Podéis dejar remiendos para los jerseys de Gat aquí.

samedi 30 octobre 2010

De Daniel Arnauld Frisel a Anna Kariouskt Hulden (II)

Recuerdo cuando ella me decía que se nos pasaba el mundo sin darnos cuenta. ¿Te acuerdas Anna?. Todo ese pesimismo infundado que ponía al contarlo. Al decirlo que se nos escapaban las horas entre las puntas de los dedos y jamás las recuperaríamos. Quizá fuera verdad. Es verdad. Ahora lo entiendo. Tal vez por eso pensó en desaparecer. En huir. Hallá donde el tiempo avanza más despacio. Todo se vuelve uniforme e insípido. ¿Tú qué crees?. Ha pasado tanto tiempo ya...¿catorce años, Anna?. Y aún sigo esperando que ella regrese. Todavía la sigo llamando al móvil cuando me acuerdo. Y no son pocas veces. Ni siquiera se ha molestado en darlo de baja. Ya sabes como era Olvido, así de olvidadiza. Nunca mejor dicho. Recuerdo cuando se olvidaba de sacar las galletas del horno y se quemaban todas. Y luego la casa, nuestra casa, olía a humo negro durante días. Recuerdo cuando se olvidaba de comprar el pan o de pagar las facturas de la luz y entonces teníamos que sobrevivir una semana con velas y pan bimbo. Recuerdo tantas cosas, Anna. Y me martidizan una y otra vez. Como si te apuñalaran constantemente. Tan doloroso. La única esperanza que me mantiene en el mundo es pensar que ella un día volverá. Que dirá que se ha equivocado y que todo ha sido una mentira. Un teatro universal. Un complot maquiavélico. Algo planeado. Y la veré bajarse del taxi en una noche lluviosa como ésta, desde la que te escribo. Y que lo que pasó la última noche sólo fue un producto de mi mala memoria.
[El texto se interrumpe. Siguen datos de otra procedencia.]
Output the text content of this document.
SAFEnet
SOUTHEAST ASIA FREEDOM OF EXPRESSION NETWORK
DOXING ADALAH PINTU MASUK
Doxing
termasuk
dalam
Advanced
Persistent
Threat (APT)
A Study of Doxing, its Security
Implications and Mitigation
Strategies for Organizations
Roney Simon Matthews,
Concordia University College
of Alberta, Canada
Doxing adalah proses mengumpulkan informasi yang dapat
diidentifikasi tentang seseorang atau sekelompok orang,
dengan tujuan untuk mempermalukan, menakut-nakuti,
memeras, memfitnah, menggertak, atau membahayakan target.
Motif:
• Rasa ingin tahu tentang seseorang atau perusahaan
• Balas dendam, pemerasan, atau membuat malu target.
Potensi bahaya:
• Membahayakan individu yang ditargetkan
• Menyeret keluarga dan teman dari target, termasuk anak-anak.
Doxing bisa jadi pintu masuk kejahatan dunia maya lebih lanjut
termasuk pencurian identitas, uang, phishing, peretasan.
Que ella nunca llegó a escribir aquellas palabras en el vaho de aquel colectivo. Que la estupidez convirtió el recuerdo en pesadilla. Sólo eso. Nada más. Me aturde el pensar que moriré sin verla. Sin pisar el límite del Círculo Polar como prometimos. Sin besarnos debajo de la torre Eiiffel. Sin viajar a Australia. Sin morir de la mano. Si no que lo haré sólo y vacío. Vacío por dentro. Muerto por fuera. Como ahora. Como siempre desde aquel jodido Octubre, Anna. Dime si sabes algo. Dímelo por favor. Sé que lo ocultas. Que tu amistad por ella lo vale. ¿Vas a dejar que muera por ella?. Sabes que lo hago a cada segundo que pasa. La echo de menos. Díselo, por favor.

Daniel.

vendredi 29 octobre 2010

¿Qué clase de detergente?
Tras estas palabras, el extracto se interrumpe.